The review includes sections for an employee and manager to comment on performance and goals, and it concludes by asking the employee what the company can do to support the employee's growth.
New York Life overhauls system
Paul Karavis, corporate vice president of organizational effectiveness at New York Life, said in 2011, the company eliminated an overall rating for each employee and also stopped using a distribution system for performance management that ranked employees relative to each other and placed a certain percentage of workers in each rating category.
A redesigned performance management system, which covers 8,500 to 9,000 employees, ensures accurate feedback is delivered from the manager directly to the employee, he said.
"We did that by structuring it around specific goals. We did that by ensuring that all performance reviews are finished and delivered by managers to employees before compensation decisions get made higher up by the organization."
Ratings on behaviors for each position
In the performance review software, each employee is rated on specific goals on a scale of one to three, with a one meaning exceeded, followed by met and fell short. Four goals are the standard for each employee, but the number could be eight to 10, he said.
On a review form, managers write a sentence for each strength and opportunity for improvement, and they also write a summary of overall performance. In some units, employees are also appraised on a "behavioral-anchored rating scale," which includes ratings on certain behaviors pertaining to each position in the company.
At New York Life, roughly one-third of employees, including vice presidents, directors and senior associates, are segmented in a nine-box grid, a tool within SuccessFactors that allows for rating employees based on their potential and performance.
Nine-box grid is popular
The nine-box grid "is very user-friendly" and a popular tool, he said. Specific management strategies are attached to each box. If an employee is placed into a box for an underperformer with high potential, for example, a manager would get some ideas on how to develop and engage the person.
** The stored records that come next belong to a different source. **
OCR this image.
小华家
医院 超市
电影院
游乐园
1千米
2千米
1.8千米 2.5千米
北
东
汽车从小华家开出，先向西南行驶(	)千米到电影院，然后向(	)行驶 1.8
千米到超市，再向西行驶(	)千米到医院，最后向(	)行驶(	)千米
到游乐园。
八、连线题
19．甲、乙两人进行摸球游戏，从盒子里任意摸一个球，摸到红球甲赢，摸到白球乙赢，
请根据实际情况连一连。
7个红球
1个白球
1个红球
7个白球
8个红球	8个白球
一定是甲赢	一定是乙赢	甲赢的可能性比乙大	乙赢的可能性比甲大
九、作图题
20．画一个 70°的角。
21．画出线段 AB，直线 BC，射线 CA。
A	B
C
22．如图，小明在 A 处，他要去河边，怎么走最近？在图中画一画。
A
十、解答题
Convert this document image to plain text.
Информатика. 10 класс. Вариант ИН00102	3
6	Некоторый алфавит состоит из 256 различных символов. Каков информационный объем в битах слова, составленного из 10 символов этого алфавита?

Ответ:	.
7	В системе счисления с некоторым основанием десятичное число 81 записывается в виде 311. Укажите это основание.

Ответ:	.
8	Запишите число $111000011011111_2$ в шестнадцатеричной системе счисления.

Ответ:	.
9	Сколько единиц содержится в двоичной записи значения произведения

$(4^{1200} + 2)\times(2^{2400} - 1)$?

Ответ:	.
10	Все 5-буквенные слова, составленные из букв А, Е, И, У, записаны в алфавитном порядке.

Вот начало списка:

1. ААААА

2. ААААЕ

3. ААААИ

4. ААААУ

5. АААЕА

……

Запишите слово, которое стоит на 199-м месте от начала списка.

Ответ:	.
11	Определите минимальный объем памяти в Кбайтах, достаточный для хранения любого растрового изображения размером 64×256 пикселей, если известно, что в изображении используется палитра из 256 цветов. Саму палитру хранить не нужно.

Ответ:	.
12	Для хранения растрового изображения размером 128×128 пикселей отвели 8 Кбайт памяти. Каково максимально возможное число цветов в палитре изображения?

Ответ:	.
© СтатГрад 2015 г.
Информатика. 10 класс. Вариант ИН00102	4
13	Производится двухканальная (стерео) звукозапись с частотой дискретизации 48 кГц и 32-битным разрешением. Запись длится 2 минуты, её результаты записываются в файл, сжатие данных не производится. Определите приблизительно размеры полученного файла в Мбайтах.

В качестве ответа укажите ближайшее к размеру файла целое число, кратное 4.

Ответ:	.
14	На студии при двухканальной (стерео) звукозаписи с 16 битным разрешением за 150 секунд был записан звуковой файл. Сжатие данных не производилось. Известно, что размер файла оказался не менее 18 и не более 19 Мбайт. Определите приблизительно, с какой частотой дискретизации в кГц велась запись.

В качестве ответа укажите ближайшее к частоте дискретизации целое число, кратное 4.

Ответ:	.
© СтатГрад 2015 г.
He said the annual review isn't the only time for feedback. Managers and employees meet at least four times a year, and managers are encouraged to give feedback every time they interact with an employee, he said.
At TranSystems, Shawn Richardson, assistant vice president for human resources, accentuated the use of calibration at his company, headquartered in Kansas City. He said the company started using calibration in 2011, and the performance management system improved.
TranSystems launched SuccessFactors in 2010, and it is integrated with Ceridian core HR.
Engineers calibrate performance management
Calibration meetings are held to ensure managers use similar standards in rating and evaluating employees. "It is very consistent and reliable," he said. "Our teams love it, and it improves performance."
Managers at TranSystems hold calibration sessions in January and February of each year after annual reviews in the SAP performance review software, including ratings on certain goals and competencies, are completed for about 1,000 employees.
The calibration sessions determine an overall final rating for an employee. The sessions allow vetting by multiple managers and help determine merit raises and bonuses for employees. Different managers know each employee because employees work on multiple projects at any given time.
Two levels of calibration meetings
TranSystems uses a 15-box grid during the calibration sessions, with five ratings for overall performance and three areas of potential, ranging from solid to high potential.
There are two levels of calibration meetings, one for staff and another for managers.
Managers drill into every form and every metric, including goals, objectives and competencies. They talk about retention risk, career development and growth, and an employee's overall performance for the year.
After the start of calibration, employee engagement scores steadily improved since 2012, the voluntary turnover rate dropped and the number of people promoted to partner sharply increased, he said.